In Twin Falls, Idaho, not far from the train tracks, there’s a restaurant called Gertie’s Brick Oven Cookery. They serve pasta dishes and salads and sandwiches, but the lion’s share of their custom is done in pizzas.
If you order the all-you-can-eat pizza at Gertie’s–which most do–you sit at your table while the waitstaff walk through the dining room offering a variety of pizzas. These pizzas range from the mundane to the sublime, and the most sublime of all is the Idaho pizza.
I ate at Gertie’s at least a dozen times before I got up the courage to try the Idaho. As you might imagine, if you’ve heard anything at all about Idaho, its namesake pizza is a potato pizza. I kid you not, a potato pizza. Even now my mind balks a little at the idea.
When I finally worked up the nerve to accept a piece of potato pizza from a bored teenaged waitress (who proffered it with a marked lack of enthusiasm), I had no idea I’d be getting a little slice of heaven, but that’s exactly what it was.
Aside from the crust, the Idaho pizza is not at all what usually comes to mind when you think “pizza.” Instead of tomato sauce, the dough is spread thickly with ranch dressing before being topped with hash brown potatoes, chopped onions, crumbled bacon, and grated cheese. It was love at first wary, tentative bite.
For years after moving to Sweden I craved that pizza, without it occurring to me that I could easily enough make it at home. It was only after I described it to Olof a few months ago and he urged me to give it a go that I realized I could use one of my few, precious envelopes of Hidden Valley Ranch Dressing mix to bring a little bit of Idaho to the Far North. I’ve made the pizza twice now, and both times it was every bit as good as I remembered.

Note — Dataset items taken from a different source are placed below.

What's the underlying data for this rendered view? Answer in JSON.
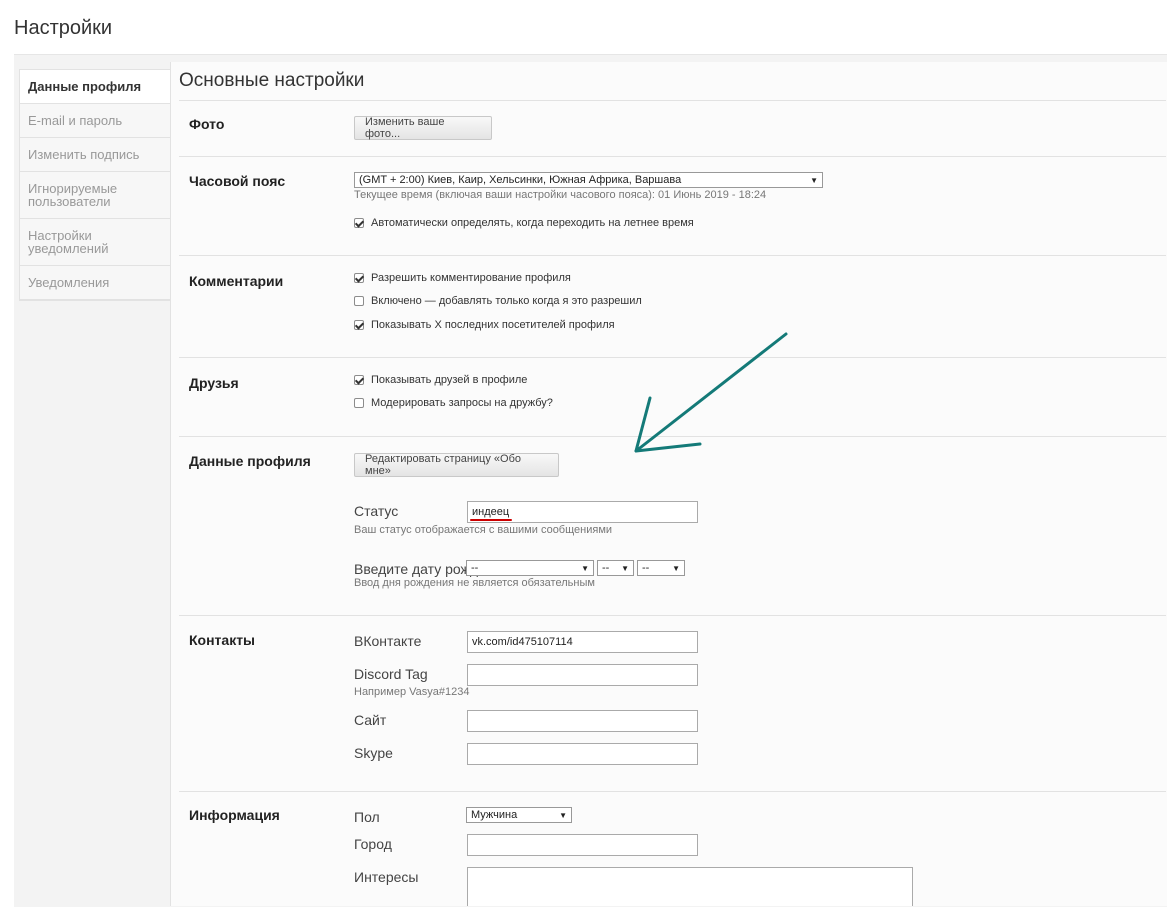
{
  "page": {
    "title": "Настройки"
  },
  "sidebar": {
    "items": [
      {
        "label": "Данные профиля",
        "active": true
      },
      {
        "label": "E-mail и пароль"
      },
      {
        "label": "Изменить подпись"
      },
      {
        "label": "Игнорируемые пользователи"
      },
      {
        "label": "Настройки уведомлений"
      },
      {
        "label": "Уведомления"
      }
    ]
  },
  "main": {
    "title": "Основные настройки",
    "photo": {
      "label": "Фото",
      "button": "Изменить ваше фото..."
    },
    "timezone": {
      "label": "Часовой пояс",
      "selected": "(GMT + 2:00) Киев, Каир, Хельсинки, Южная Африка, Варшава",
      "hint": "Текущее время (включая ваши настройки часового пояса): 01 Июнь 2019 - 18:24",
      "dst_label": "Автоматически определять, когда переходить на летнее время",
      "dst_checked": true
    },
    "comments": {
      "label": "Комментарии",
      "options": [
        {
          "label": "Разрешить комментирование профиля",
          "checked": true
        },
        {
          "label": "Включено — добавлять только когда я это разрешил",
          "checked": false
        },
        {
          "label": "Показывать X последних посетителей профиля",
          "checked": true
        }
      ]
    },
    "friends": {
      "label": "Друзья",
      "options": [
        {
          "label": "Показывать друзей в профиле",
          "checked": true
        },
        {
          "label": "Модерировать запросы на дружбу?",
          "checked": false
        }
      ]
    },
    "profile_data": {
      "label": "Данные профиля",
      "button": "Редактировать страницу «Обо мне»",
      "status_label": "Статус",
      "status_value": "индеец",
      "status_hint": "Ваш статус отображается с вашими сообщениями",
      "birthday_label": "Введите дату рождения",
      "birthday_day": "--",
      "birthday_month": "--",
      "birthday_year": "--",
      "birthday_hint": "Ввод дня рождения не является обязательным"
    },
    "contacts": {
      "label": "Контакты",
      "vk_label": "ВКонтакте",
      "vk_value": "vk.com/id475107114",
      "discord_label": "Discord Tag",
      "discord_value": "",
      "discord_hint": "Например Vasya#1234",
      "site_label": "Сайт",
      "site_value": "",
      "skype_label": "Skype",
      "skype_value": ""
    },
    "info": {
      "label": "Информация",
      "gender_label": "Пол",
      "gender_value": "Мужчина",
      "city_label": "Город",
      "city_value": "",
      "interests_label": "Интересы",
      "interests_value": ""
    }
  },
  "colors": {
    "annotation_arrow": "#147a78",
    "underline": "#cc0000"
  }
}
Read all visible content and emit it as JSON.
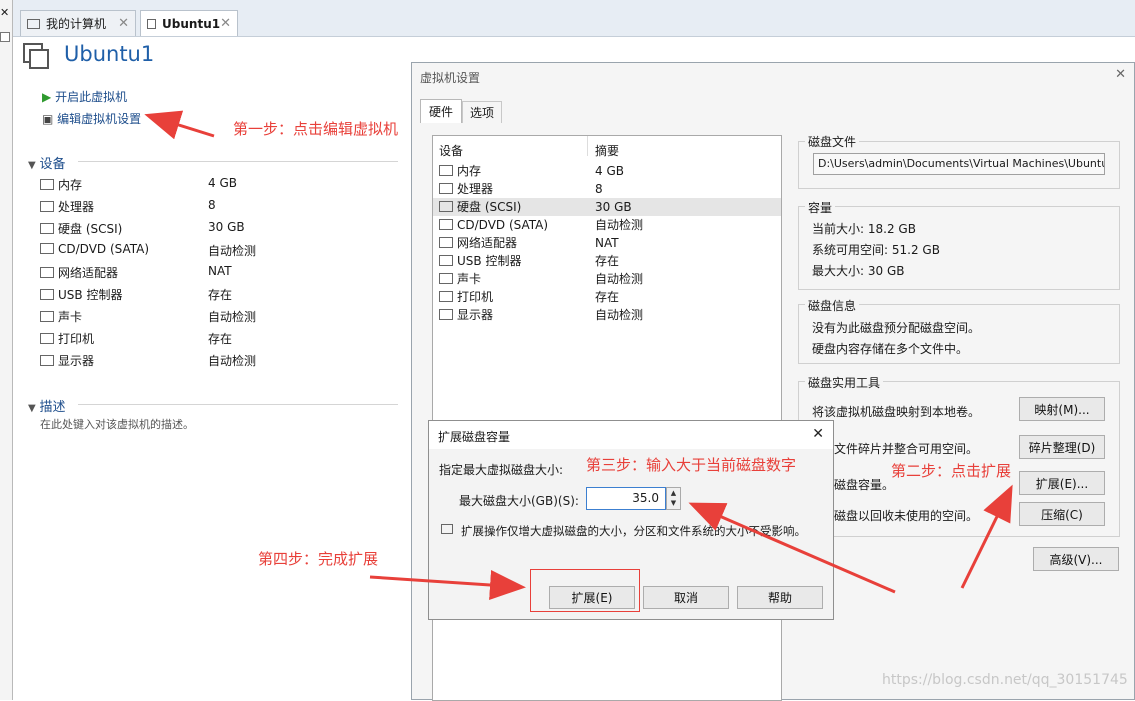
{
  "tabs": [
    {
      "label": "我的计算机"
    },
    {
      "label": "Ubuntu1"
    }
  ],
  "vm": {
    "title": "Ubuntu1",
    "start_link": "开启此虚拟机",
    "edit_link": "编辑虚拟机设置"
  },
  "devices": {
    "header": "设备",
    "items": [
      {
        "label": "内存",
        "value": "4 GB",
        "icon": "memory-icon"
      },
      {
        "label": "处理器",
        "value": "8",
        "icon": "cpu-icon"
      },
      {
        "label": "硬盘 (SCSI)",
        "value": "30 GB",
        "icon": "hard-disk-icon"
      },
      {
        "label": "CD/DVD (SATA)",
        "value": "自动检测",
        "icon": "cd-icon"
      },
      {
        "label": "网络适配器",
        "value": "NAT",
        "icon": "network-icon"
      },
      {
        "label": "USB 控制器",
        "value": "存在",
        "icon": "usb-icon"
      },
      {
        "label": "声卡",
        "value": "自动检测",
        "icon": "speaker-icon"
      },
      {
        "label": "打印机",
        "value": "存在",
        "icon": "printer-icon"
      },
      {
        "label": "显示器",
        "value": "自动检测",
        "icon": "monitor-icon"
      }
    ]
  },
  "description": {
    "header": "描述",
    "placeholder": "在此处键入对该虚拟机的描述。"
  },
  "settings": {
    "title": "虚拟机设置",
    "tabs": [
      "硬件",
      "选项"
    ],
    "col_device": "设备",
    "col_summary": "摘要",
    "hw": [
      {
        "label": "内存",
        "value": "4 GB"
      },
      {
        "label": "处理器",
        "value": "8"
      },
      {
        "label": "硬盘 (SCSI)",
        "value": "30 GB"
      },
      {
        "label": "CD/DVD (SATA)",
        "value": "自动检测"
      },
      {
        "label": "网络适配器",
        "value": "NAT"
      },
      {
        "label": "USB 控制器",
        "value": "存在"
      },
      {
        "label": "声卡",
        "value": "自动检测"
      },
      {
        "label": "打印机",
        "value": "存在"
      },
      {
        "label": "显示器",
        "value": "自动检测"
      }
    ],
    "disk_file": {
      "label": "磁盘文件",
      "value": "D:\\Users\\admin\\Documents\\Virtual Machines\\Ubuntu"
    },
    "capacity": {
      "label": "容量",
      "current": "当前大小: 18.2 GB",
      "free": "系统可用空间: 51.2 GB",
      "max": "最大大小: 30 GB"
    },
    "disk_info": {
      "label": "磁盘信息",
      "line1": "没有为此磁盘预分配磁盘空间。",
      "line2": "硬盘内容存储在多个文件中。"
    },
    "utilities": {
      "label": "磁盘实用工具",
      "map_text": "将该虚拟机磁盘映射到本地卷。",
      "map_btn": "映射(M)...",
      "defrag_text": "文件碎片并整合可用空间。",
      "defrag_btn": "碎片整理(D)",
      "expand_text": "磁盘容量。",
      "expand_btn": "扩展(E)...",
      "compact_text": "磁盘以回收未使用的空间。",
      "compact_btn": "压缩(C)"
    },
    "advanced_btn": "高级(V)..."
  },
  "expand_dialog": {
    "title": "扩展磁盘容量",
    "prompt": "指定最大虚拟磁盘大小:",
    "field_label": "最大磁盘大小(GB)(S):",
    "field_value": "35.0",
    "info": "扩展操作仅增大虚拟磁盘的大小，分区和文件系统的大小不受影响。",
    "btn_expand": "扩展(E)",
    "btn_cancel": "取消",
    "btn_help": "帮助"
  },
  "annotations": {
    "step1": "第一步：点击编辑虚拟机",
    "step2": "第二步：点击扩展",
    "step3": "第三步：输入大于当前磁盘数字",
    "step4": "第四步：完成扩展",
    "color": "#e8403a"
  },
  "watermark": "https://blog.csdn.net/qq_30151745"
}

And all of this is my roundabout way of asking if there’s anybody out there who wants to send me some ranch dressing mix. Sweden is woefully behind the times where salad dressing is concerned.
haha…i have been reading your blog for awhile now and i think it is absolutely hilarious and i love reading it because i have been to sweden and am planning on moving there! and i would be more than happy to ship some hidden valley dressing 🙂 haha, i know what it is like to not have what you want/NEED!
I would glady mail you as many Hidden Valley Ranch packets as you need.
It is a little piece of heaven isn’t it?
That pizza sounds absolutely fabulous.
I’ll take you both up on the offer! Is there anything from Sweden that either of you wants or needs in exchange? (Ashley, when are you moving to Sweden? And to where?)
Just drop me a mail at beverly@tjerngren.net and we can do an address exchange. 🙂
You can buy ranch dressing at bigger supermarkets. Usually it’s in the international food section with other American food.
Hey Beverly – thanks for the post on Bim!! It’s so nice to “meet” you – Leslie talks of you very fondly! I’ve got TONS of ranch dressing (I stocked up at Sam’s Wholesale before moving) so I will gladly exchange you some ranch dressing for your potato pizza recipe!!! I’ve had something barely similar at Pizzeria Uno in Boston but they made theirs with mashed potatoes. I agree – seems a little weird but it is delicious. The only other place I can think of that offers potatoes on their pizzas is Ireland, but they offer potatoes with potatoes! HA!